Michael Bliss, professor of Canadian history at the University of Toronto, minces no words about what he thinks is wrong with Canadian politics and particularly with the current election campaign. He predicts the triumph of conservatism in keeping with the prevailing mood of our time. There is a growing skepticism among voters about the big government solutions so popular in the 1960s. And most importantly, Bliss writes, there is a steep decline in anti-American sentiment, despite continuing attempts by anti-free trade activists and the Toronto Star to whip it up. He thinks that the real conservatives in this election are the Liberals and New Democrats because they staunchly oppose free trade and virtually every other change brought in by the current government. They seem to think that the current good times can last without any adjustments and changes.

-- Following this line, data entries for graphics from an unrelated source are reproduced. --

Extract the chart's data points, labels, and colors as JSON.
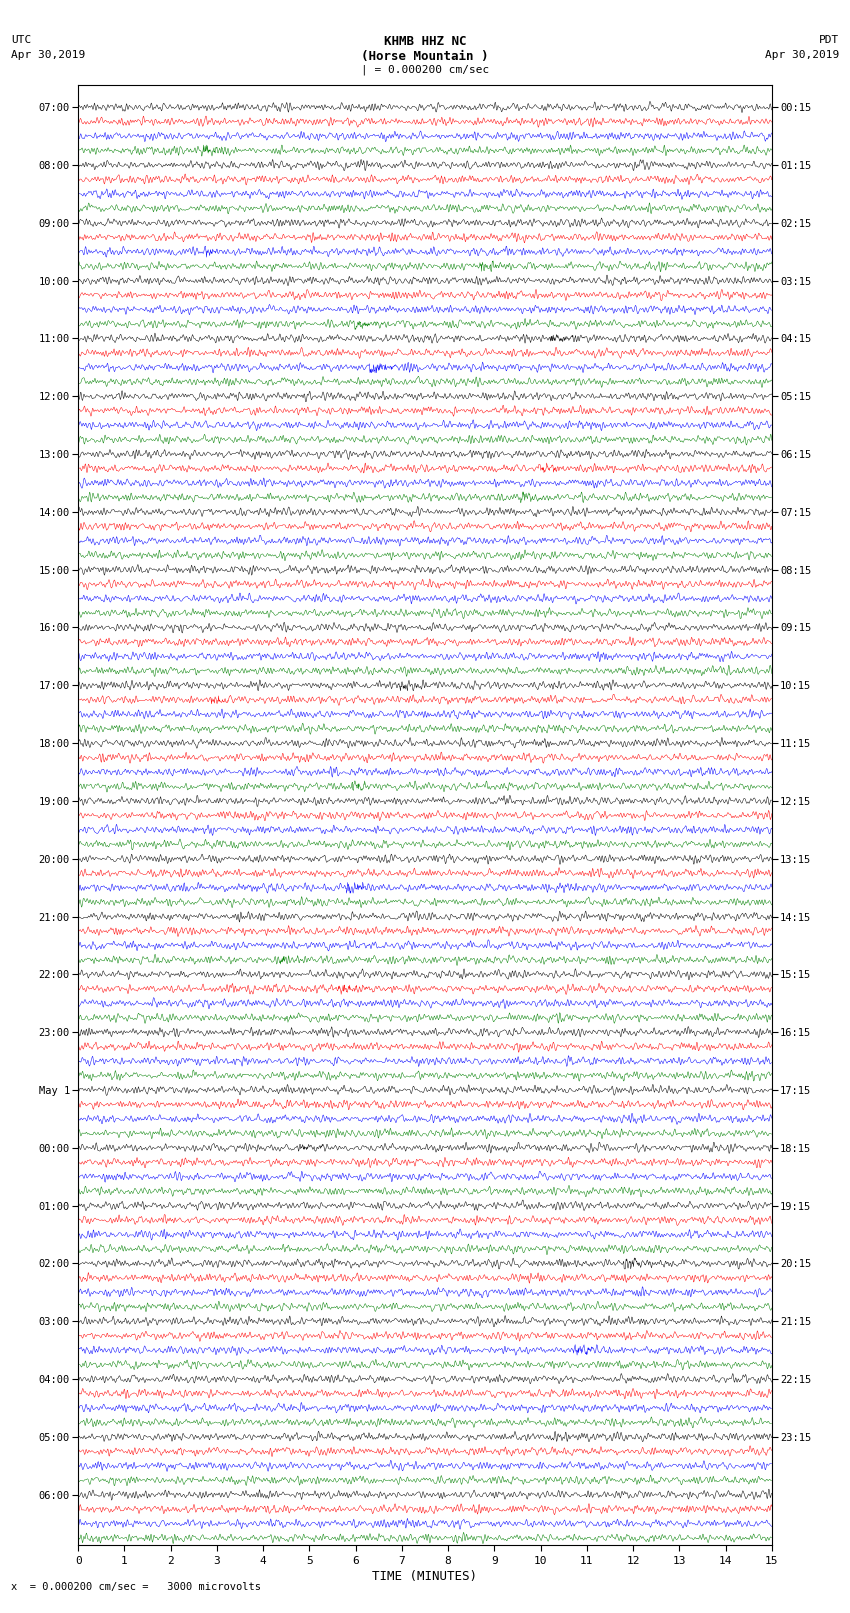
{
  "title_line1": "KHMB HHZ NC",
  "title_line2": "(Horse Mountain )",
  "title_line3": "| = 0.000200 cm/sec",
  "left_label_top": "UTC",
  "left_label_date": "Apr 30,2019",
  "right_label_top": "PDT",
  "right_label_date": "Apr 30,2019",
  "xlabel": "TIME (MINUTES)",
  "footer_symbol": "x",
  "footer_text": "= 0.000200 cm/sec =   3000 microvolts",
  "x_min": 0,
  "x_max": 15,
  "colors": [
    "black",
    "red",
    "blue",
    "green"
  ],
  "left_times": [
    "07:00",
    "",
    "",
    "",
    "08:00",
    "",
    "",
    "",
    "09:00",
    "",
    "",
    "",
    "10:00",
    "",
    "",
    "",
    "11:00",
    "",
    "",
    "",
    "12:00",
    "",
    "",
    "",
    "13:00",
    "",
    "",
    "",
    "14:00",
    "",
    "",
    "",
    "15:00",
    "",
    "",
    "",
    "16:00",
    "",
    "",
    "",
    "17:00",
    "",
    "",
    "",
    "18:00",
    "",
    "",
    "",
    "19:00",
    "",
    "",
    "",
    "20:00",
    "",
    "",
    "",
    "21:00",
    "",
    "",
    "",
    "22:00",
    "",
    "",
    "",
    "23:00",
    "",
    "",
    "",
    "May 1",
    "",
    "",
    "",
    "00:00",
    "",
    "",
    "",
    "01:00",
    "",
    "",
    "",
    "02:00",
    "",
    "",
    "",
    "03:00",
    "",
    "",
    "",
    "04:00",
    "",
    "",
    "",
    "05:00",
    "",
    "",
    "",
    "06:00",
    "",
    "",
    ""
  ],
  "left_hour_rows": [
    0,
    4,
    8,
    12,
    16,
    20,
    24,
    28,
    32,
    36,
    40,
    44,
    48,
    52,
    56,
    60,
    64,
    68,
    72,
    76,
    80,
    84,
    88,
    92,
    96
  ],
  "left_hour_labels": [
    "07:00",
    "08:00",
    "09:00",
    "10:00",
    "11:00",
    "12:00",
    "13:00",
    "14:00",
    "15:00",
    "16:00",
    "17:00",
    "18:00",
    "19:00",
    "20:00",
    "21:00",
    "22:00",
    "23:00",
    "May 1",
    "00:00",
    "01:00",
    "02:00",
    "03:00",
    "04:00",
    "05:00",
    "06:00"
  ],
  "right_hour_rows": [
    0,
    4,
    8,
    12,
    16,
    20,
    24,
    28,
    32,
    36,
    40,
    44,
    48,
    52,
    56,
    60,
    64,
    68,
    72,
    76,
    80,
    84,
    88,
    92
  ],
  "right_hour_labels": [
    "00:15",
    "01:15",
    "02:15",
    "03:15",
    "04:15",
    "05:15",
    "06:15",
    "07:15",
    "08:15",
    "09:15",
    "10:15",
    "11:15",
    "12:15",
    "13:15",
    "14:15",
    "15:15",
    "16:15",
    "17:15",
    "18:15",
    "19:15",
    "20:15",
    "21:15",
    "22:15",
    "23:15"
  ],
  "n_rows": 100,
  "background_color": "white",
  "trace_amplitude": 0.38,
  "seed": 42
}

Against this background Bliss predicts victory for the Progressive Conservative Party in the November 21 election, but the irony of it, he writes, is that it may not mean very much. Canada is facing monumental problems in the 1990s relating to our economy and our Constitution, but no party, including the Conservatives, is inclined to contemplate or discuss them. Bliss then concludes:
When the next recession comes, Canadians are going to wake up to find that a generation of short-sighted politicians, Liberals and Conservatives alike, with New Democrats as cheerleaders, have burdened our country with a debt load of staggering proportions. The problem of financing the debt we have built up in the boom years of the 1980s will menace our social programs, our ability to compete in international markets and our national unity. If by that time we have implemented the Meech Lake constitutional accord, turning Canada into one of the world’s loosest, most balkanized federations, our paralysis will be nearly complete.
The 1988 triumph of Mulroney conservatism, if it comes, may not mean much except on the trade question. With none of our leaders—not Mulroney, not Turner, not Broadbent or any of their followers—willing to address our country’s internal economic situation or its constitutional prospects, we are having a strange campaign indeed. The verdict of history may be that our politicians, so full of sound and fury on the hustings, are being tragically irresponsible—the whole lot of them. (Michael Bliss, “Tories Are Riding a Broad, Social Trend,” Toronto Star, October 16, 1988)
Professor Bliss’s comments are like a breath of fresh air. It’s too bad there are so few who dare to say it like it is.